I don't carry it to quite the absolute pitch this statement does, but
certainly decent repair potential is a positive factor when I buy
something. (For electronics, this typically means docs.)
Yes, OK, I don't insist on the service manual being available. If the
thing is standard components, and not too many of them, it's not hard to
trace out a schematic.
But then again, if the product is a couple of ASICs, with no docs, I am
going to avoid it.
And as a corollary, do you only buy products you
want to run 20
years?
Again, I don't take it to this absolute a pitch, but I do prefer things
which I expect to last. As a non-computer example, I will cheerfully
spend $50 for a kitchen knife I expect to outlive me instead of $5 for
one I expect to need to replace after one (frustrating) year. As a
As I've said before, I am not rich enough to buy cheap tools (and I use
'tools' in the widest sense here).
Or can you
accept a product as being expendable?
Depends on the part. Some things I think of as consumables - mostly
things even Tony thinks of as consumables, I suspect (I'm talking
things like toner cartridges), but not entirely (eg, peecee keyboards).
Yes, there are, of course, products that I know I will have to replace.
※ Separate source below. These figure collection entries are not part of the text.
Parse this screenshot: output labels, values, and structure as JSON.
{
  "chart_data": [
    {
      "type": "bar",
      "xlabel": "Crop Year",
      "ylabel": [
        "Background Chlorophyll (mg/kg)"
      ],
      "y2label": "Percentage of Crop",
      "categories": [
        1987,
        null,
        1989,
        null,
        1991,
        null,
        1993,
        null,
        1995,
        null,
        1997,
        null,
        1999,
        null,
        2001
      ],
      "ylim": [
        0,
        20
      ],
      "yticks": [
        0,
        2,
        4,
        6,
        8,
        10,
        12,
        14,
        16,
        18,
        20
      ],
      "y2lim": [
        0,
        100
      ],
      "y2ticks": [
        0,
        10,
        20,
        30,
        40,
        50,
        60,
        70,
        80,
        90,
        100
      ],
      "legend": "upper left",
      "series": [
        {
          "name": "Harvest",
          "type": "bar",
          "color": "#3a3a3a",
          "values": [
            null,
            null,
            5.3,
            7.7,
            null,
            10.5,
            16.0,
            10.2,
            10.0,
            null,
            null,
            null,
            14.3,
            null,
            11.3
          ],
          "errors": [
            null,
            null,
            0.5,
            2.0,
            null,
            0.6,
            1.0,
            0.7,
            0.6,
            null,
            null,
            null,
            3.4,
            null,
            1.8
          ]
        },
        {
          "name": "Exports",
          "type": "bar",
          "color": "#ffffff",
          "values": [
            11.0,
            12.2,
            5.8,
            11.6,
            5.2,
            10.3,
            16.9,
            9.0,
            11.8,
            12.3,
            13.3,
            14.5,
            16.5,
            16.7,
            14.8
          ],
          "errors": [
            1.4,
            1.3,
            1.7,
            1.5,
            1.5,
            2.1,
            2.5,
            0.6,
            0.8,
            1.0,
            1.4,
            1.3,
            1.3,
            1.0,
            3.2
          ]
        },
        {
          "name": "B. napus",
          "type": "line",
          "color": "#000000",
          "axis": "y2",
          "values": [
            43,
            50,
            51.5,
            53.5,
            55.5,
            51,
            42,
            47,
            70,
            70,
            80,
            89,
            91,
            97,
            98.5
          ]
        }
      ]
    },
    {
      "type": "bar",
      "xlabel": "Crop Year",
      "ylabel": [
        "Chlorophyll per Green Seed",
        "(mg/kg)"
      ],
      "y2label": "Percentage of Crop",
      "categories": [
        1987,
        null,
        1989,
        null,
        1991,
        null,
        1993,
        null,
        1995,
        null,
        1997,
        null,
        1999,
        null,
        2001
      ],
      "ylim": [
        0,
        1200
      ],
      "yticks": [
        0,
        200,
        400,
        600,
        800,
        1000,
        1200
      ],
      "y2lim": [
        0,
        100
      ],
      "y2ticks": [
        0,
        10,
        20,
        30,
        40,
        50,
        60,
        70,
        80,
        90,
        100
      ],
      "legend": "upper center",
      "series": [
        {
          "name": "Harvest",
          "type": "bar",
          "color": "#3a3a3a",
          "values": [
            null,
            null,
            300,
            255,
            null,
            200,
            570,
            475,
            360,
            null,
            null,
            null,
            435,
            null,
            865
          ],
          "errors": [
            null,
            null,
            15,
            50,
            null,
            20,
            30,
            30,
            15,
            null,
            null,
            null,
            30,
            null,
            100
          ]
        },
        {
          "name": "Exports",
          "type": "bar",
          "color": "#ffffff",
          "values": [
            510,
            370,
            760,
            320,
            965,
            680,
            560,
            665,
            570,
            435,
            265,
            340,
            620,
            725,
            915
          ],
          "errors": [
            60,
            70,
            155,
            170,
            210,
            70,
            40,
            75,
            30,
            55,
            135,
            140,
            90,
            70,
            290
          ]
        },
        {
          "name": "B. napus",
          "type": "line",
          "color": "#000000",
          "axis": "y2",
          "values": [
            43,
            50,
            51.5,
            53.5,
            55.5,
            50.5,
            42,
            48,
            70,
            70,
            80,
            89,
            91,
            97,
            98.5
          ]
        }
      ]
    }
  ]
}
Like primary cells. And secondary cells (they have a limited number of
recharge cycles). And the toner cartridge in my laser printer (although I
would be annoyed if some mechanical part of that cartridge failed before
all the toner was used up. I also might try refilling it, particularly if
it was a hard/impossble-to-obtain one for a classic printer).
PC keyboards, though, I do repair. Normally becuase they fail at an
inconvenient time (like on a satruday evening), and I can repair them
sooner than I can get a replacement.